Последний из Саларов - страница 4

Шрифт
Интервал


Люди из семьи Султана-Али были потомственными слугами Салар-ханов, и жили они в сторожке возле крытого коридора. У Султана-Али и его жены Шабаджи была всего одна дочь и двое сыновей. Больше плодиться не разрешил старый шазде: мол, нечего тут рожать семерых, восьмерых, а то и десятерых… нечего! Лакейство было не единственным занятием Султана-Али. Случалось, нищие местные женщины приносили ему своих больных детей, и он их вылечивал.

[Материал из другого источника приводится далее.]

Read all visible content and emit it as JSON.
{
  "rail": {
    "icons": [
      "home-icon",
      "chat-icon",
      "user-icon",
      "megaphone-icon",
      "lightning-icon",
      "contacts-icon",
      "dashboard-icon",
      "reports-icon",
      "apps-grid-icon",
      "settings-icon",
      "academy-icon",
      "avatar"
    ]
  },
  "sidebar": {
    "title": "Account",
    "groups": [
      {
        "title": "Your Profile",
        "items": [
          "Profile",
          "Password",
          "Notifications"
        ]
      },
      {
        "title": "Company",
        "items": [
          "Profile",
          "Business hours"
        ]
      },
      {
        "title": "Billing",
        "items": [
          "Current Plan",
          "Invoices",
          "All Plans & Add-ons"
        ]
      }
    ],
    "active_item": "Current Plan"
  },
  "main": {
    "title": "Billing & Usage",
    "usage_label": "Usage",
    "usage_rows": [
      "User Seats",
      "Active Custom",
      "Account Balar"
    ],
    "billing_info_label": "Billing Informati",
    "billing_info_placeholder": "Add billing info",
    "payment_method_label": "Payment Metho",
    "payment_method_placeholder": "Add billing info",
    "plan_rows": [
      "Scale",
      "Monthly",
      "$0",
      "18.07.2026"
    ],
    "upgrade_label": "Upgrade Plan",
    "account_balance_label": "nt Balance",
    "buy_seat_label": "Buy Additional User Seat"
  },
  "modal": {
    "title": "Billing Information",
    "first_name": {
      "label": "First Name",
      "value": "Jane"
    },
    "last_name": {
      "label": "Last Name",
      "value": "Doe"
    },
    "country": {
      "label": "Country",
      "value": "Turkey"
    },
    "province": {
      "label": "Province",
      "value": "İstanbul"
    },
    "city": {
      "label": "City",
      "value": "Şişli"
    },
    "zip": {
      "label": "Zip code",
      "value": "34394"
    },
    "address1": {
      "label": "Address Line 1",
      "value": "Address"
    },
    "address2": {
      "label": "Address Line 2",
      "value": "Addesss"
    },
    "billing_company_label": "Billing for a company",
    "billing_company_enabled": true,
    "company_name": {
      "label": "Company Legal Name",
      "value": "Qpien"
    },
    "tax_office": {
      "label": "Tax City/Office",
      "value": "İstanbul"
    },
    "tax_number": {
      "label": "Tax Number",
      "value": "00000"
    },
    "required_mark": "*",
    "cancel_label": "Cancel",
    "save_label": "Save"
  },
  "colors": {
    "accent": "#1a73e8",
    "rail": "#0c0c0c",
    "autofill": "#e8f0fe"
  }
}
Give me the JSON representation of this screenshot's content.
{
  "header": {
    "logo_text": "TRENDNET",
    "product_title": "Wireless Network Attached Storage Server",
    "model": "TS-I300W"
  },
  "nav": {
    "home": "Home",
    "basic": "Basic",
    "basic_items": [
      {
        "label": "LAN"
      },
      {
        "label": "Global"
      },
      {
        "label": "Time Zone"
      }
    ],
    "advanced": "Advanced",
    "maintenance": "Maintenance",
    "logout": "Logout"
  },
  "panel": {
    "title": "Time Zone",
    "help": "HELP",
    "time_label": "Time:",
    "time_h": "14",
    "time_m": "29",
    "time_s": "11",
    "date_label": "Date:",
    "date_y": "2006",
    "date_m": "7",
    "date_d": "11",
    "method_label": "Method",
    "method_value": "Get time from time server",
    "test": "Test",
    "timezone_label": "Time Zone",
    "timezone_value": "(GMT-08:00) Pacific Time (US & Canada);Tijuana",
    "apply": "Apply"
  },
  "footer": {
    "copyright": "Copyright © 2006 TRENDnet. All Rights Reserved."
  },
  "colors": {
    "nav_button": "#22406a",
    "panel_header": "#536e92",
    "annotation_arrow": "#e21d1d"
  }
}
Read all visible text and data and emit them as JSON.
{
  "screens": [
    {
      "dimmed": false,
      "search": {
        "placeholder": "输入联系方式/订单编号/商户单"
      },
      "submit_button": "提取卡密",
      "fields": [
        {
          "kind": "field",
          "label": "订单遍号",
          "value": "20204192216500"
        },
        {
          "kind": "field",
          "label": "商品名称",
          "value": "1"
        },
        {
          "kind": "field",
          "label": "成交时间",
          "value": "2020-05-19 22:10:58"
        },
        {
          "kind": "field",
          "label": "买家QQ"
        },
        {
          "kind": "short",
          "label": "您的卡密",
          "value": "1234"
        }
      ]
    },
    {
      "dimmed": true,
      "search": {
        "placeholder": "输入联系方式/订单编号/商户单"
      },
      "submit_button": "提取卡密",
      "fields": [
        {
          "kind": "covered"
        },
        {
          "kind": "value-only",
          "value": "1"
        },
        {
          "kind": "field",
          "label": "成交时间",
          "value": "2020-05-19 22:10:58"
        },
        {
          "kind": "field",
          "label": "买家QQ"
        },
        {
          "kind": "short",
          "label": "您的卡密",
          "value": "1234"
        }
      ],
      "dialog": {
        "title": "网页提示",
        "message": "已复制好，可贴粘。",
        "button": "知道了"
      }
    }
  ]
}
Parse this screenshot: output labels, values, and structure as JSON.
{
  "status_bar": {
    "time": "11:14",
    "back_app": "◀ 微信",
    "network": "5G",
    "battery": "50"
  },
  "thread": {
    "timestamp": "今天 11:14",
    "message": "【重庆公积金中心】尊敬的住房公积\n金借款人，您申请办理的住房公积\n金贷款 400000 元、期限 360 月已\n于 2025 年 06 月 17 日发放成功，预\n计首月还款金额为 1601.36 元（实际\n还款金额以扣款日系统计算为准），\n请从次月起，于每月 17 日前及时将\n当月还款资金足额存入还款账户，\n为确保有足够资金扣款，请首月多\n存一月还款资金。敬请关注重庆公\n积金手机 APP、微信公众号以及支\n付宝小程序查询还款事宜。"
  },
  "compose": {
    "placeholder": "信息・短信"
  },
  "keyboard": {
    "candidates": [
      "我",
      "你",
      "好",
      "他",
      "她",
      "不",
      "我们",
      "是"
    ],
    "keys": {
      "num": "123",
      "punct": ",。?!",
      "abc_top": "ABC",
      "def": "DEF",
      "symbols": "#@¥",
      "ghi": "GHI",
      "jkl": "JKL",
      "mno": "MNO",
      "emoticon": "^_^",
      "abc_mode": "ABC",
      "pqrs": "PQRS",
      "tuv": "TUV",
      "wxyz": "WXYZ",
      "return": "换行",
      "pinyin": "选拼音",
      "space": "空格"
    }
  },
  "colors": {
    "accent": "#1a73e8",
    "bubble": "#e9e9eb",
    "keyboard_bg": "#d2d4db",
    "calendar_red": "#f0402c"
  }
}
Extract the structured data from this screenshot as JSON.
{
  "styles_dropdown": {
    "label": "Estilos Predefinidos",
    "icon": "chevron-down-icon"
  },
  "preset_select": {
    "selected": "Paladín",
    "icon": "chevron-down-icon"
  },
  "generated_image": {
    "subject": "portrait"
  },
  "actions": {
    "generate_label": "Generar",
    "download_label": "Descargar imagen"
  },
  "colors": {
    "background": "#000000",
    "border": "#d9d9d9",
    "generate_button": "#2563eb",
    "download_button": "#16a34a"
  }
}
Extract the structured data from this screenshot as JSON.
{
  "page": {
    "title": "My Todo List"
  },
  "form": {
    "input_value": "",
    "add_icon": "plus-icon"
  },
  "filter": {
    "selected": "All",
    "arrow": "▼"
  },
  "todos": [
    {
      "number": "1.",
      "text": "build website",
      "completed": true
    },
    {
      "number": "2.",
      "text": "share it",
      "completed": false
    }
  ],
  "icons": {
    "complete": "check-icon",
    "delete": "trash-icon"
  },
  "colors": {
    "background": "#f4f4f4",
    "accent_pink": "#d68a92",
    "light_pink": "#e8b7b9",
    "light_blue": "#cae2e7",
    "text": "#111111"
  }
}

Никто так, как он, не умел поплевать на рану и растереть или обвести болячку особой чертой… А когда шазде не видел, то и господская конфета отправлялась в рот больному.

Под террасой перед входом в особняк находились две каморки, которые все называли просто – «берлоги», а в них жили две «бабы-яги»: старушки, о которых никто уже и не помнил, были ли они в молодости чьими-то женами или рабынями, служанками или кормилицами. Имена у них были те еще: Обрез-Коса и Быстроножка; первая смуглая, вторая – кровь с молоком. Хотя они были сильно в возрасте, но без дела старались не сидеть: то возились с сухим кислым молоком, разводя его, то раскладывали на солнце сушиться зрелые абрикосы – получалась отличная курага. То на подносах зерно перебирали, а еще орехи кололи, чистили гранаты или отскребали нагар с пекарных форм… Если совсем работы не было, то сидели на солнце, запасая энергию впрок. А порой, когда Быстроножка была в ударе и мужчин поблизости не наблюдалось, она надевала парик, деревенскую короткую юбку и начинала звенеть бубном и зазывно танцевать и гримасничать. Представления эти бывали искусны, и настолько, что собиралась и усадебная прислуга, и даже местные женщины, хохотали чуть не до обмороков. Обрез-Коса тоже была первоклассная «машатэ» – наряжальщица; решив тряхнуть стариной, она, бывало, кипятит в кастрюльке гранатовую кожуру или красильную марену, потом женщинам волосы красит. Или при помощи хны и промасленной бумаги, из которой ножницами вырезала трафареты, она на ладонях и ногах женщин делала похожие на татуировку картинки: всмотришься – рот разинешь. Жаль, что чаще всего она бывала сильно не в духе: пудом меда не подмажешь. Злобилась и всё ворчала и хмурилась, и цеплялась ко всем, а иногда и вовсе не вылезала из «берлоги» по нескольку дней. В таком настрое она всё возилась с какой-то ветошью и раздраженно дергала морщинистым ртом. Говорили, что в молодости и колдовством она занималась, но в последнее время никто за ней этого не замечал. Разве что Быстроножка видела однажды, как та втыкала иглу в восковую куклу, которую сама же и слепила.